Prof. Dr. Cevdet Erdöl, kimlere ne mesaj verdi? Hastanelerde neler oluyor? Birileri bir işler mi çeviriyor? Vatandaşın memnuniyetsizliği kime fatura ediliyor?
Prof. Dr. Cevdet Erdol Akşam gazetesine yazdığı “Bir Yıl, Bir İmza, Bir Keder” başlıklı yazısında hastanelerle ilgili önemli iddialar ortaya attı. Erdöl, Sağlık Bilimleri Üniversitesi ile ilgili yeni bir düzenleme gereğine işaret edip, idarede yaşanan bazı keyfiliklerin altını çizdi. Erdöl, hastane yönetimlerinin sözleşme yenilememe tehditinin vatandaşın memnuniyetsizliğine, onun da iktidara fatura edildiğini hatırlattı. Erdöl şöyle yazdı: "Son yıllarda sahadan aynı cümleyi sıkça duyuyorum: 'Hocam, sözleşmem yenilenmedi. Sebep de söylenmedi.' Somut kriter yok, yazılı gerekçe yok." İşte Erdöl’ün o yazısı…
Prof. Dr. Cevdet Erdöl
Bir sabah telefonunuzu açıyorsunuz. Her zaman gittiğiniz doktordan MHRS üzerinden randevu almak istiyorsunuz. Hekim listesinde ismini arıyorsunuz ama bir anlık şaşkınlık yaşıyorsunuz: İsim listede yok.
"Herhalde bir yanlışlık olmuştur" diye düşünerek hastaneye gidiyorsunuz. Koridor aynı koridor; tabelalar, sıralar, bekleme salonunun uğultusu... Her şey yerli yerinde, her şey bildik. Görevliye yaklaşıp soruyorsunuz: "Dr. ... için randevu alamadım, sistemde görünmüyor." Kısa, net ve soğuk bir cevap geliyor: "Hocamız ayrıldı." Ardından doğal olarak soruyorsunuz: "Nasıl yani?" Cevap yine tek cümle: "Sözleşme yenilenmedi."
Sadece bir cümleyle kapanmış bir kapı. Ardında yüzlerce hasta, yıllarca verilmiş emek ve kopan bir eğitim zinciri kalıyor.

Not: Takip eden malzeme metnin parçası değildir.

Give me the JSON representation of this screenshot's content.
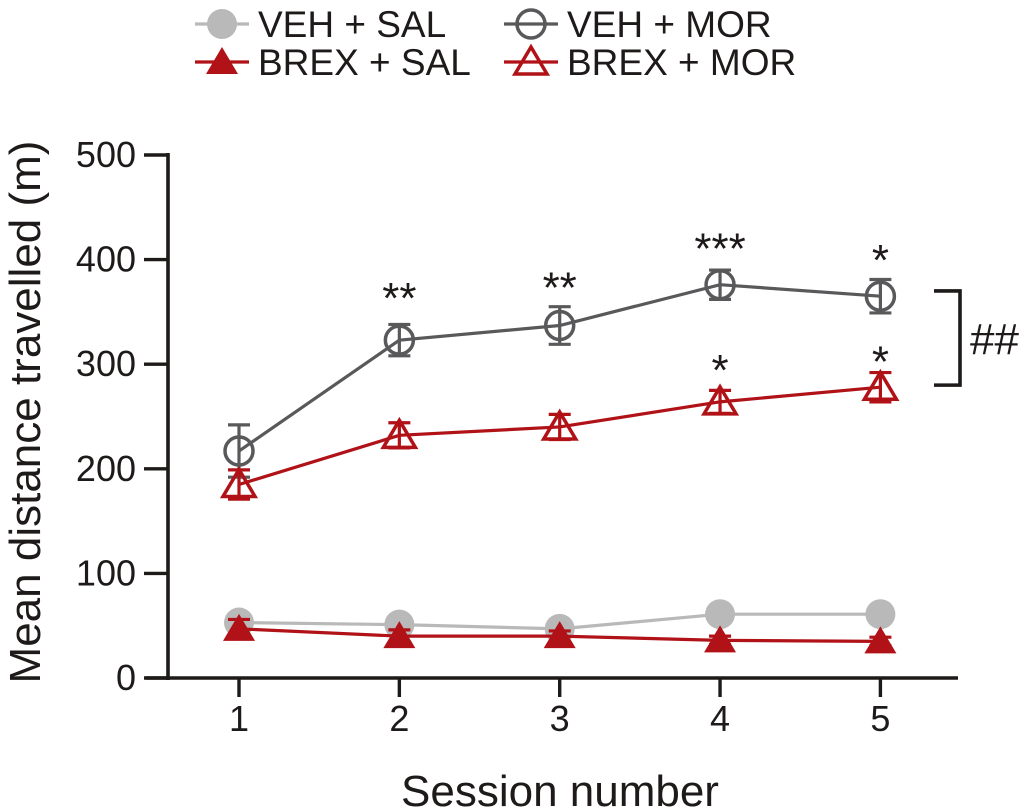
{
  "figure": {
    "background": "#ffffff",
    "text_color": "#1d1a19",
    "axis_color": "#1d1a19"
  },
  "chart_data": {
    "type": "line",
    "title": "",
    "xlabel": "Session number",
    "ylabel": "Mean distance travelled (m)",
    "x": [
      1,
      2,
      3,
      4,
      5
    ],
    "x_tick_labels": [
      "1",
      "2",
      "3",
      "4",
      "5"
    ],
    "y_ticks": [
      0,
      100,
      200,
      300,
      400,
      500
    ],
    "ylim": [
      0,
      500
    ],
    "grid": false,
    "legend_position": "top",
    "error_bar_type": "sem",
    "series": [
      {
        "name": "VEH + SAL",
        "marker": "circle-filled",
        "color": "#b9b9b9",
        "values": [
          53,
          51,
          47,
          61,
          61
        ],
        "sem": [
          7,
          5,
          5,
          5,
          5
        ]
      },
      {
        "name": "VEH + MOR",
        "marker": "circle-open",
        "color": "#59595b",
        "values": [
          217,
          323,
          337,
          376,
          365
        ],
        "sem": [
          25,
          15,
          18,
          14,
          16
        ]
      },
      {
        "name": "BREX + SAL",
        "marker": "triangle-filled",
        "color": "#b01217",
        "values": [
          47,
          40,
          40,
          36,
          35
        ],
        "sem": [
          9,
          6,
          5,
          4,
          4
        ]
      },
      {
        "name": "BREX + MOR",
        "marker": "triangle-open",
        "color": "#b01217",
        "values": [
          185,
          232,
          240,
          264,
          278
        ],
        "sem": [
          14,
          12,
          12,
          11,
          14
        ]
      }
    ],
    "annotations": {
      "significance_marks": [
        {
          "session": 2,
          "value": 373,
          "text": "**"
        },
        {
          "session": 3,
          "value": 383,
          "text": "**"
        },
        {
          "session": 4,
          "value": 420,
          "text": "***"
        },
        {
          "session": 4,
          "value": 304,
          "text": "*"
        },
        {
          "session": 5,
          "value": 409,
          "text": "*"
        },
        {
          "session": 5,
          "value": 312,
          "text": "*"
        }
      ],
      "bracket": {
        "label": "##",
        "value_top": 370,
        "value_bottom": 280
      }
    }
  }
}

Bugün eğitim ve araştırma hastanelerinde yüzlerce öğretim üyesi birer yıllık sözleşmelerle çalışıyor. Yıl sonu geldiğinde hepsinin zihninde aynı soru beliriyor: Sözleşme yenilenecek mi? Bu belirsizlik yalnızca bir akademisyenin meselesi değildir. Asistan eğitimini etkiler, bilimsel araştırmaları yarım bırakır, poliklinik hizmetinin sürekliliğini bozar ve kurumsal hafızayı aşındırır. Dahası, nitelikli hekimlerin özel sektöre yönelmesini sistematik hâle getirir.
Hastane bankolarında en sık duyulan cümle aslında her şeyi özetler: "Benim doktorum nereye gitti?" Vatandaş açısından sonuç son derece basittir. Doktor varsa hizmet vardır. Doktor yoksa hizmet de yoktur. Bu nedenle mesele yalnızca idari bir konu değildir. Bu mesele, doğrudan ulusal sağlık güvenliği meselesidir.

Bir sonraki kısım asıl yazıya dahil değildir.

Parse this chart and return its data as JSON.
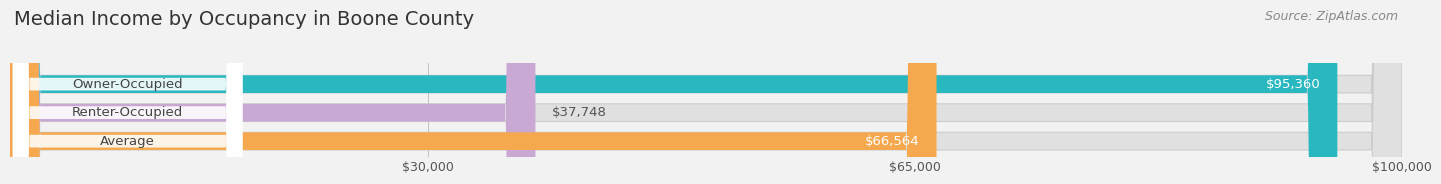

2015 öncesini hatırlayalım. Doçent olmuş, profesör olmuş yüzlerce hekim vardı; ancak özlük hakları, görev yerleri ve kadroları başka yerlerdeydi. Unvan vardı ama hak yoktu. Bu durum hem motivasyonu zedeliyor hem de emeğin karşılığını boşa düşürüyordu. Tam bu noktada Sayın Cumhurbaşkanımız Recep Tayyip Erdoğan'ın doğrudan talimatlarıyla Sağlık Bilimleri Üniversitesi kuruldu. Bakanlıkla birlikte kullanılan hastanelerde akademik kadro açma yetkisi verildi. Bu adım, hekimlerin unvan için özel üniversitelere gitme zorunluluğunu ortadan kaldırdı. Akademik yükselme ile özlük hakları ilk kez aynı zeminde buluştu. Eğitim ve hizmet tek çatı altında birleşti. Bugüne kadar dört bini aşkın akademik kadro açıldı ve bu, Türkiye'nin sağlık kapasitesine ciddi bir güç kattı.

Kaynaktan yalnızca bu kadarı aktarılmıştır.